Palwasha Yousafzai Khan

19 Jun 2023

PGPH-D-23-01031

Silicosis, tuberculosis and silica exposure among artisanal and small-scale miners: A systematic review and modelling paper

PLOS Global Public Health

Dear Dr. Howlett,

Thank you for submitting your manuscript to PLOS Global Public Health. After careful consideration, we feel that it has merit but does not fully meet PLOS Global Public Health’s publication criteria as it currently stands. Therefore, we invite you to submit a revised version of the manuscript that addresses the points raised during the review process.

Please submit your revised manuscript by Jul 19 2023 11:59PM. If you will need more time than this to complete your revisions, please reply to this message or contact the journal office at globalpubhealth@plos.org. When you're ready to submit your revision, log on to https://www.editorialmanager.com/pgph/ and select the 'Submissions Needing Revision' folder to locate your manuscript file.

Please include the following items when submitting your revised manuscript:

  • A rebuttal letter that responds to each point raised by the editor and reviewer(s). You should upload this letter as a separate file labeled 'Response to Reviewers'.

  • A marked-up copy of your manuscript that highlights changes made to the original version. You should upload this as a separate file labeled 'Revised Manuscript with Track Changes'.

  • An unmarked version of your revised paper without tracked changes. You should upload this as a separate file labeled 'Manuscript'.

Guidelines for resubmitting your figure files are available below the reviewer comments at the end of this letter.

We look forward to receiving your revised manuscript.

Kind regards,

Palwasha Yousafzai Khan, MBBCh, MSc, PhD

Academic Editor

PLOS Global Public Health

Journal Requirements:

Please review your reference list to ensure that it is complete and correct. If you have cited papers that have been retracted, please include the rationale for doing so in the manuscript text, or remove these references and replace them with relevant current references. Any changes to the reference list should be mentioned in the rebuttal letter that accompanies your revised manuscript. If you need to cite a retracted article, indicate the article’s retracted status in the References list and also include a citation and full reference for the retraction notice.

Additional Editor Comments (if provided):

[Note: HTML markup is below. Please do not edit.]

Reviewers' comments:

Reviewer's Responses to Questions

Comments to the Author

1. Does this manuscript meet PLOS Global Public Health’s publication criteria? Is the manuscript technically sound, and do the data support the conclusions? The manuscript must describe methodologically and ethically rigorous research with conclusions that are appropriately drawn based on the data presented.

Reviewer #1: Yes

Reviewer #2: Yes

**********

2. Has the statistical analysis been performed appropriately and rigorously?

Reviewer #1: Yes

Reviewer #2: Yes

**********

3. Have the authors made all data underlying the findings in their manuscript fully available (please refer to the Data Availability Statement at the start of the manuscript PDF file)?
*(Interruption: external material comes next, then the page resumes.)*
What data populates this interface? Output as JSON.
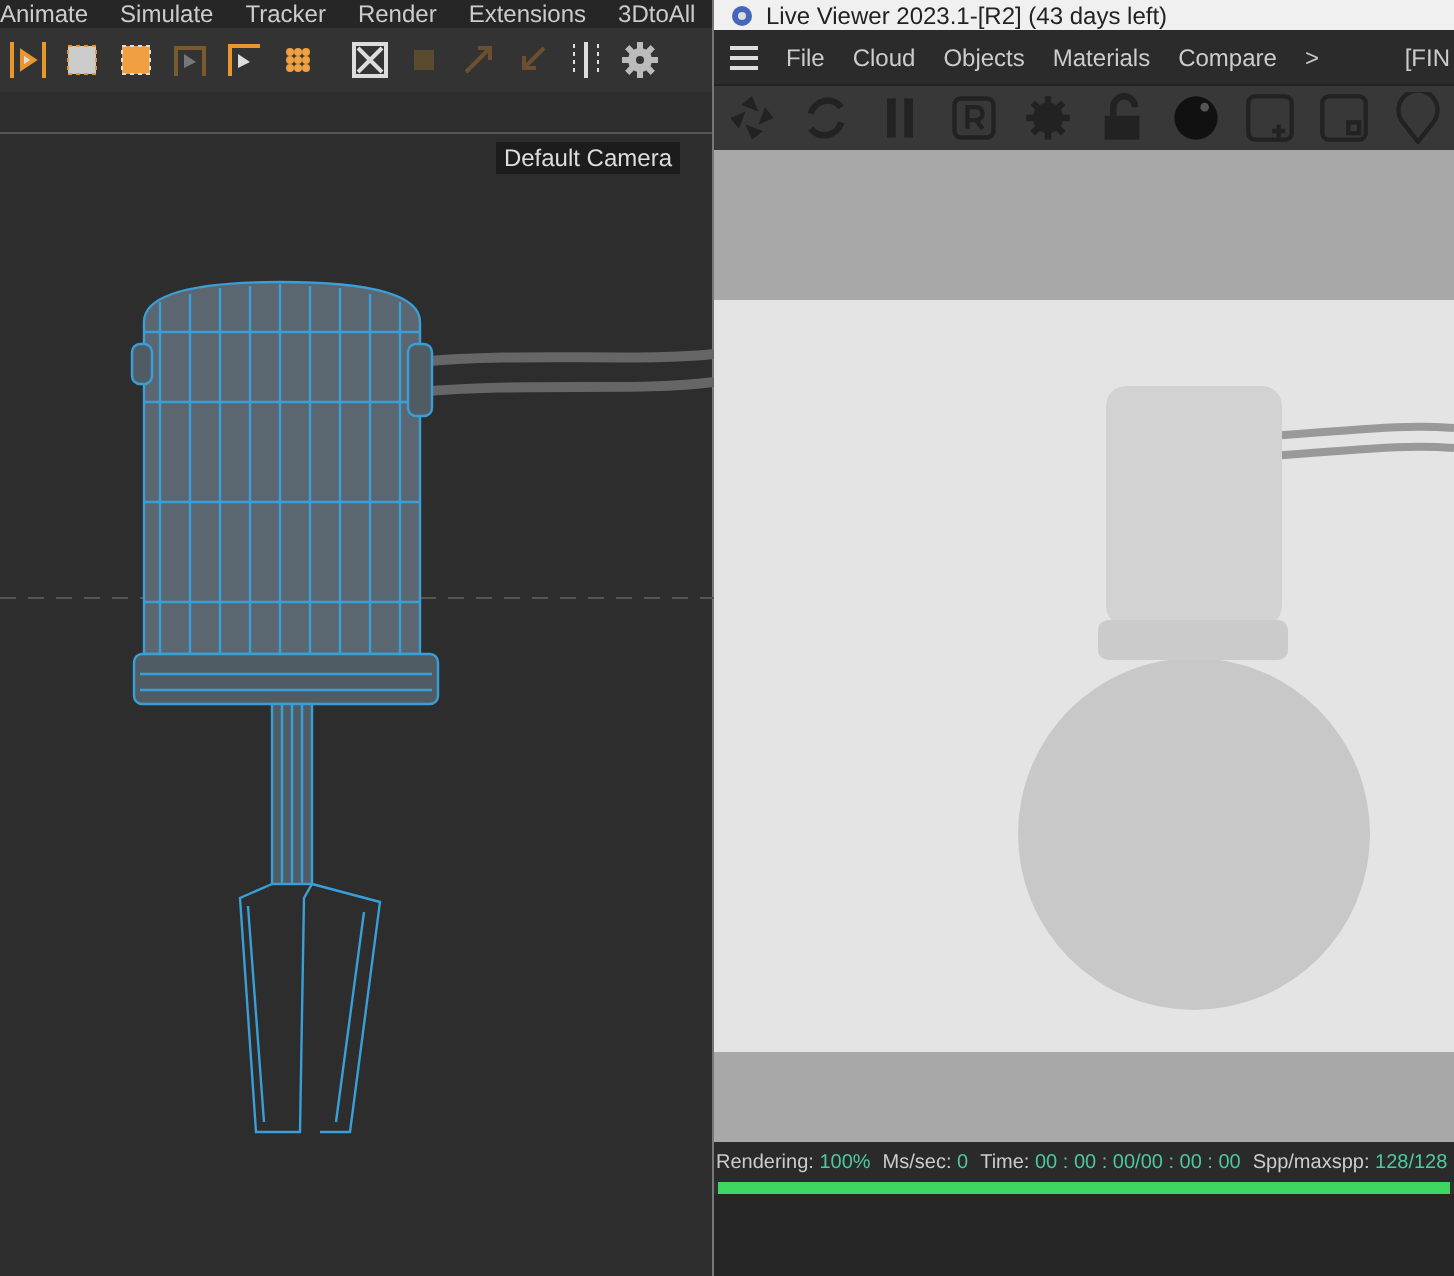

The PLOS Data policy requires authors to make all data underlying the findings described in their manuscript fully available without restriction, with rare exception. The data should be provided as part of the manuscript or its supporting information, or deposited to a public repository. For example, in addition to summary statistics, the data points behind means, medians and variance measures should be available. If there are restrictions on publicly sharing data—e.g. participant privacy or use of data from a third party—those must be specified.

Reviewer #1: Yes

Reviewer #2: Yes

**********

4. Is the manuscript presented in an intelligible fashion and written in standard English?

PLOS Global Public Health does not copyedit accepted manuscripts, so the language in submitted articles must be clear, correct, and unambiguous. Any typographical or grammatical errors should be corrected at revision, so please note any specific errors here.

Reviewer #1: Yes

Reviewer #2: Yes

**********

5. Review Comments to the Author

Please use the space provided to explain your answers to the questions above. You may also include additional comments for the author, including concerns about dual publication, research ethics, or publication ethics. (Please upload your review as an attachment if it exceeds 20,000 characters)

Reviewer #1: The study by Howlett et al highlights a major public health topic on silicosis, TB in ASM. The paper is well written and has great merit and is likely to gain much traction during the period leading to the UN-HLM in September.

The authors may highlight that there is need for multisectoral approaches involving Ministries of mines and Health-NTPs and Environmental Health specialties in order to implement the recommendations they suggested. Finally, given that ASM are hypermobile and usually operate in hard to reach and underserved areas, TB services (diagnostic and case holding) need to be tailored to the specific needs of this group.

Reviewer #2: General

1. Comments in abstract should also be addressed in the full text, where applicable.

Title and abstract

1. The authors can remove the colon in the title and keep a continuous line.

2. What was the research question behind this systematic review? As such, I could not pin point anything novel in the research question/ objective. Please describe the novelty which the authors targeted.

3. The relationship between silica dust exposure, silicosis and tuberculosis is very well known (https://bmcpublichealth.biomedcentral.com/articles/10.1186/s12889-021-10711-1). What did the authors add to the existing body of evidence?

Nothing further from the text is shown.